White House Will Weather Liberal Anger; Baucus Doubles Down

By Marc Ambinder
Aug 19 2009, 2:01 PM ET Comment

The White House and Senate Democrats won't buckle to demands from liberals that they revise their health care strategy, officials said today. 

White House advisers and Democratic strategists concede that President Obama's poll numbers are at post-inauguration lows, and that the public has grown queasy about the health care debate. But they insist that the discontent has its roots in disenchantment over Washington's ways. They note that large majorities of voters disapprove of how Republicans are handling health care in Congress and that President Obama remains the most popular active politician in the country. 

Steve Schale, Obama's Florida campaign director in 2008 and a Democratic party strategist, said via Twitter that Obama "is DC's adult. Make [the] GOP show its cards, give mods a few wins, and go sell it. He's still the U.S.'s most credible poll."

In a statement today, Sen. Max Baucus said he was committed to a bipartisan bill. "The Finance Committee is on track to reach a bipartisan agreement on comprehensive health care reform that can pass the Senate," he said. Republicans and Democrats, and their staffs, will hold a conference call tomorrow to discuss their progress.

A White House official conceded today that Obama would have to weather anger from liberals for a while.

More worrisome, officials said, was the growing belief that Obama's brand is being tarnished. A new Pew poll shows that voters don't think Obama is working with Republican leaders, and that a plurality blame Republican leaders. They believe that Obama's favorability rating declines, largely from independents (and within that group, women), can be reversed if he reminds these voters of the bipartisan instincts in his bones.

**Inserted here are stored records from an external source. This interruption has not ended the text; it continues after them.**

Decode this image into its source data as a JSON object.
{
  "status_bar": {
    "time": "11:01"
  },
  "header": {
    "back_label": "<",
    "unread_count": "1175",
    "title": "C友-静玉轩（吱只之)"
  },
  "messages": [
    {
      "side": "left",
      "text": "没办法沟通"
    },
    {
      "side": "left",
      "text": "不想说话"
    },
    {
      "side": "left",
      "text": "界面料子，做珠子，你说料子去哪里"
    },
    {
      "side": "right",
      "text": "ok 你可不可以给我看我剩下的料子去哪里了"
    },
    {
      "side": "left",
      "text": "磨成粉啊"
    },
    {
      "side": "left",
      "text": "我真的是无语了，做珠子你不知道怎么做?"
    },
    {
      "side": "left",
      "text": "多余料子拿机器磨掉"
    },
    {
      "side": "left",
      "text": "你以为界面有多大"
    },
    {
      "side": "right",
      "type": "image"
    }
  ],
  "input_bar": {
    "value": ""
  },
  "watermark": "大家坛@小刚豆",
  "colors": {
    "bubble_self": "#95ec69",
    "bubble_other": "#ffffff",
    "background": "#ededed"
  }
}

Another Pew poll finding underscores a second White House strategy: because conservatives are paying more attention to the health care debate than liberals, the White House needs to double down on its efforts to convince liberals that passing health care will be a major accomplishment. That's one reason why Obama will be speaking directly to his Organizing for America base tomorrow.

House Democrats are on a different track, and it's hard to see how it intersects with the White House's. Leaders plan to redouble the sales pitch for a public plan, reasoning that if they can move public opinion a few degrees -- largely by exciting liberals -- they can help their colleagues respond to conservative pressure. Privately, White House aides have communicated to the House leadership that the onus on changing minds about the public plan is on Congress, not on the president.

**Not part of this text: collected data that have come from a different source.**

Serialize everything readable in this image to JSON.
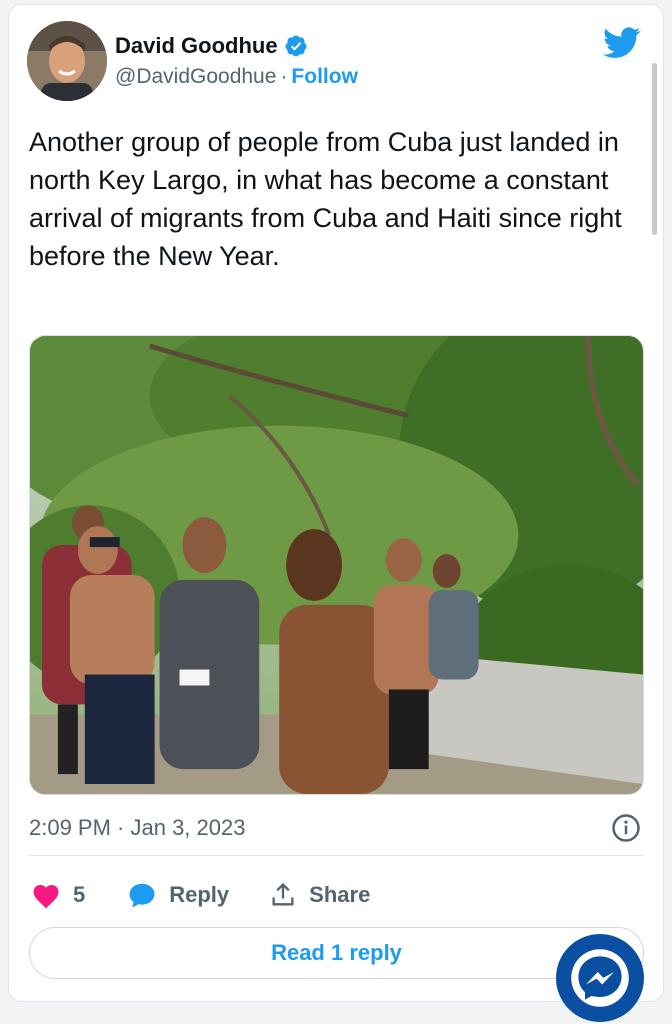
{
  "author": {
    "name": "David Goodhue",
    "handle": "@DavidGoodhue",
    "separator": "·",
    "follow_label": "Follow",
    "verified": true
  },
  "tweet": {
    "text": "Another group of people from Cuba just landed in north Key Largo, in what has become a constant arrival of migrants from Cuba and Haiti since right before the New Year.",
    "timestamp": "2:09 PM · Jan 3, 2023"
  },
  "actions": {
    "like_count": "5",
    "reply_label": "Reply",
    "share_label": "Share"
  },
  "read_replies_label": "Read 1 reply",
  "icons": {
    "verified": "verified-badge-icon",
    "twitter": "twitter-bird-icon",
    "info": "info-icon",
    "like": "heart-icon",
    "reply": "reply-bubble-icon",
    "share": "share-icon",
    "messenger": "messenger-icon"
  },
  "colors": {
    "accent": "#1d9bf0",
    "like": "#f91880",
    "text": "#0f1419",
    "muted": "#536471",
    "messenger": "#0b4fa3"
  }
}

In private, White House officials are selectively attending to threats that interest groups will work to defeat Democrats who oppose a "public option" in the House and Senate. RIchard Trumka, likely the next president of the AFL-CIO, threatened over the weekend to withhold union support from those politicians. The White House isn't scared. An AFL-CIO official close to Trumka said that no one from the administration has been in touch with him to protest his words or endorse him.

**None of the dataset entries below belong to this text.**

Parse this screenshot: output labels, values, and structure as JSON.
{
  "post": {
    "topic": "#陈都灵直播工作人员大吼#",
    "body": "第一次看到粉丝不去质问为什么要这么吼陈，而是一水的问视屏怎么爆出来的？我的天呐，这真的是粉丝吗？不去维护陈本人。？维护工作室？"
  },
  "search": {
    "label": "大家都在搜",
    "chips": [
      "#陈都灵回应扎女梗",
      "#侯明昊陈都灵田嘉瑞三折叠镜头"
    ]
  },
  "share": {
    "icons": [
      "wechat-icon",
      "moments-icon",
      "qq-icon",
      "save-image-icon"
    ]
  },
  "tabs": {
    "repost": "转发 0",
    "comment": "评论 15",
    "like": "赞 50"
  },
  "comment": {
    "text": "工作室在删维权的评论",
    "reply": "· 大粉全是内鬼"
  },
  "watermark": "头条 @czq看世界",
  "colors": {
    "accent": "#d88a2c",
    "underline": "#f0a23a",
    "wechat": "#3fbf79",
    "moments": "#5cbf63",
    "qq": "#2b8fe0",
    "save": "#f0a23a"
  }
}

The president continues to operate under the belief that liberals will warm to the bill when presented with a goodybag that includes includes an individual mandate, community rating, guaranteed issue, and a minimum required package. There's no chance, really, that a bill WON'T feature these reforms. Quietly, to secure and keep Democrats on board, the White House is going to bargain, providing inducements, like more money for favored projects, etc., in order to secure individual votes.

On the other hand, the left is getting tired of being given the proverbial back of the hand by a White House that looks at the world in increments of four years, rather than two.